# Looking for Ringcraft classes in Bedfordshire



## Ste-anca (Jul 6, 2010)

Hi All,

Does anyone know of any ringcraft classes in the Bedfordshire area? I live in Dunstable and the nearest class to me is in Kensworth, however it ends at 5:30 and I don't get home from work 'till 5:00 so I can't make it. I think there may be classes in Leighton Buzzard but I'm not sure... Any Ideas? 

Thank!


----------



## Dober (Jan 2, 2012)

There is Top Dogs on Wednesdays at 7pm at Wootton Village Hall. £3 per entry.

Contact:

Mrs Marion Bye
telephone 01525 751698
or email [email protected]

She is good  All breeds, but she was in boxers.

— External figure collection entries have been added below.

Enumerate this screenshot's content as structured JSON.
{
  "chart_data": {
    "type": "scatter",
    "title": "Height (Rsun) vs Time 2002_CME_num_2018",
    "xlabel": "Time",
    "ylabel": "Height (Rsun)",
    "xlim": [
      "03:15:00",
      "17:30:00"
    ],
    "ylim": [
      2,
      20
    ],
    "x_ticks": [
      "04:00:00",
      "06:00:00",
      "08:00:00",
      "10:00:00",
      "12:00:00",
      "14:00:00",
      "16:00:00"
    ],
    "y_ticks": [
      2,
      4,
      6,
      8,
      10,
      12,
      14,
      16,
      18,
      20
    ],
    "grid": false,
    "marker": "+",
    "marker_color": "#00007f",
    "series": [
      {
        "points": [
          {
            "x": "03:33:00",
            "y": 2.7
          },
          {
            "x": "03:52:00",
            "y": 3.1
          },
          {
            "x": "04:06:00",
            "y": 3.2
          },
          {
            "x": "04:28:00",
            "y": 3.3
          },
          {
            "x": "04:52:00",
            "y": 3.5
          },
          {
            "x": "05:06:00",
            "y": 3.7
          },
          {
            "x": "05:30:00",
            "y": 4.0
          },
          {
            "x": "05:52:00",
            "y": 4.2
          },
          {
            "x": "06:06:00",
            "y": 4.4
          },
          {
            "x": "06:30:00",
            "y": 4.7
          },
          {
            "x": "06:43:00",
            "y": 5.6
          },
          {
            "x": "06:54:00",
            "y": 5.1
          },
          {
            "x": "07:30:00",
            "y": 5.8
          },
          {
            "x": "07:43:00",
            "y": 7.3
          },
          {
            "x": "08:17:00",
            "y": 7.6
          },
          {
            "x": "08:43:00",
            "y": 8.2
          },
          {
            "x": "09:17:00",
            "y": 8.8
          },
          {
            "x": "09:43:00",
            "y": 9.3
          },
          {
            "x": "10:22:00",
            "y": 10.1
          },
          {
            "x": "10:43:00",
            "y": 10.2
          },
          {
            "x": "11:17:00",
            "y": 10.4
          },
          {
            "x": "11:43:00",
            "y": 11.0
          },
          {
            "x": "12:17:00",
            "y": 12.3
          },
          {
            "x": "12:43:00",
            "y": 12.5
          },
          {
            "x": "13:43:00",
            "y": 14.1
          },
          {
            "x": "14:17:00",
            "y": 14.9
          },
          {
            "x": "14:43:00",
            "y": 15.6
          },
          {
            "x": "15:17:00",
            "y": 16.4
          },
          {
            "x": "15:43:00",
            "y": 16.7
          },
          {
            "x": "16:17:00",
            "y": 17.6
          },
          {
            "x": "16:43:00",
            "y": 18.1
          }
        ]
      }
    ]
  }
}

There is one in milton keynes too. You could also try contacting Dunstable and District CS who might be able to recommend one.


----------



## Ste-anca (Jul 6, 2010)

Thanks Dober 

I did speak to a Mrs Gregory today at Dunstable & District as they run the classes nearest to me but unfortunately I can't attend at the times they run theirs... She also mentioned the ones in Wooten and Milton Keynes but was unsure if they are still running. 

But thanks for the number tho  I'll definitely give them a ring.


----------